I spent my first few days after Ash Wednesday in an intensive training with Metagem. If you are new to my story, I am a spiritual director - a companion and holy listener of stories. And sacred story was the theme for our time together. We talked about saints and mystics, about mythology, about asking better questions. But most of all we recognized the way our sacred story fits into The Sacred Story.

I am awed by this: that my story - and yours - fits within the tapestry of God’s connection and movement throughout all of the past, present, and future of humanity. Our joys and our sorrows, our daily moments and our extraordinary experiences, are woven together with the stories and days of all of creation.

One of my favorite parts of my training with Metagem is my wisdom group. I meet monthly (and text frequently) with three other ladies who are also training with Metagem. At first, we followed cautiously the step by step process of how to behave in our monthly meetings. But now I know these women deeply, and I love them. I know their stories and their hearts. We are doing life, and this spiritual direction path, together. We have gone from 4 women following a process to one sisterhood journeying together within a holy calling. I know that this connection we have has been built because of story. As we listened and shared our stories and hearts, God formed us into a family through the power of story and the pull of connection.

And isn’t that what we want most? Connection and belonging.

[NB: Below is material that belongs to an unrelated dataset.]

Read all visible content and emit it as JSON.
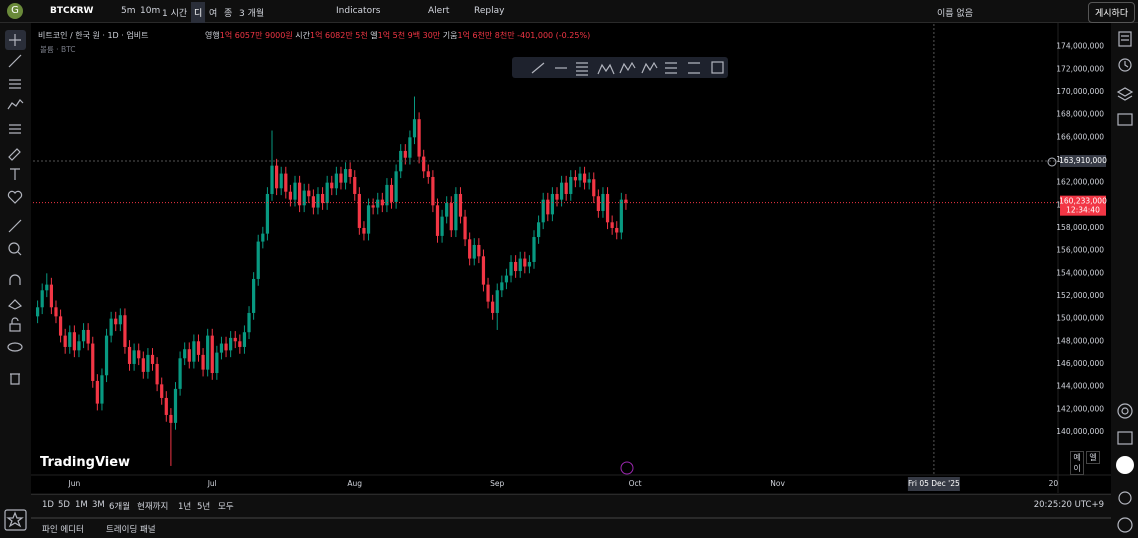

Brene Brown, one of my favorite authors, said in her book Daring Greatly, “Courage starts with showing up and letting ourselves be seen.” Y’all, I am so quick to wallow in feeling insignificant and ordinary. I am just a mom, a widow, a daughter, a friend. And I have so often held my heart close to keep it safe and protected from being hurt again. But there is no community without vulnerability. I have to be brave and risk being seen.

My story is significant and so is yours. And we are made for community and connection. God put within us a a longing for it. We are connected with one another and with all of creation in a song of praise and wonder to the God who intimately loves us.

I know this is hard. It is scary and we risk rejection. But listen to my very favorite Winnie the Pooh quote of all time:

“I always get to where I’m going by walking away from where I’ve been.”

So here I am, walking away from my lifelong story of being afraid of rejection. Here I am, walking toward community and belonging. Will you be brave and join me on the journey?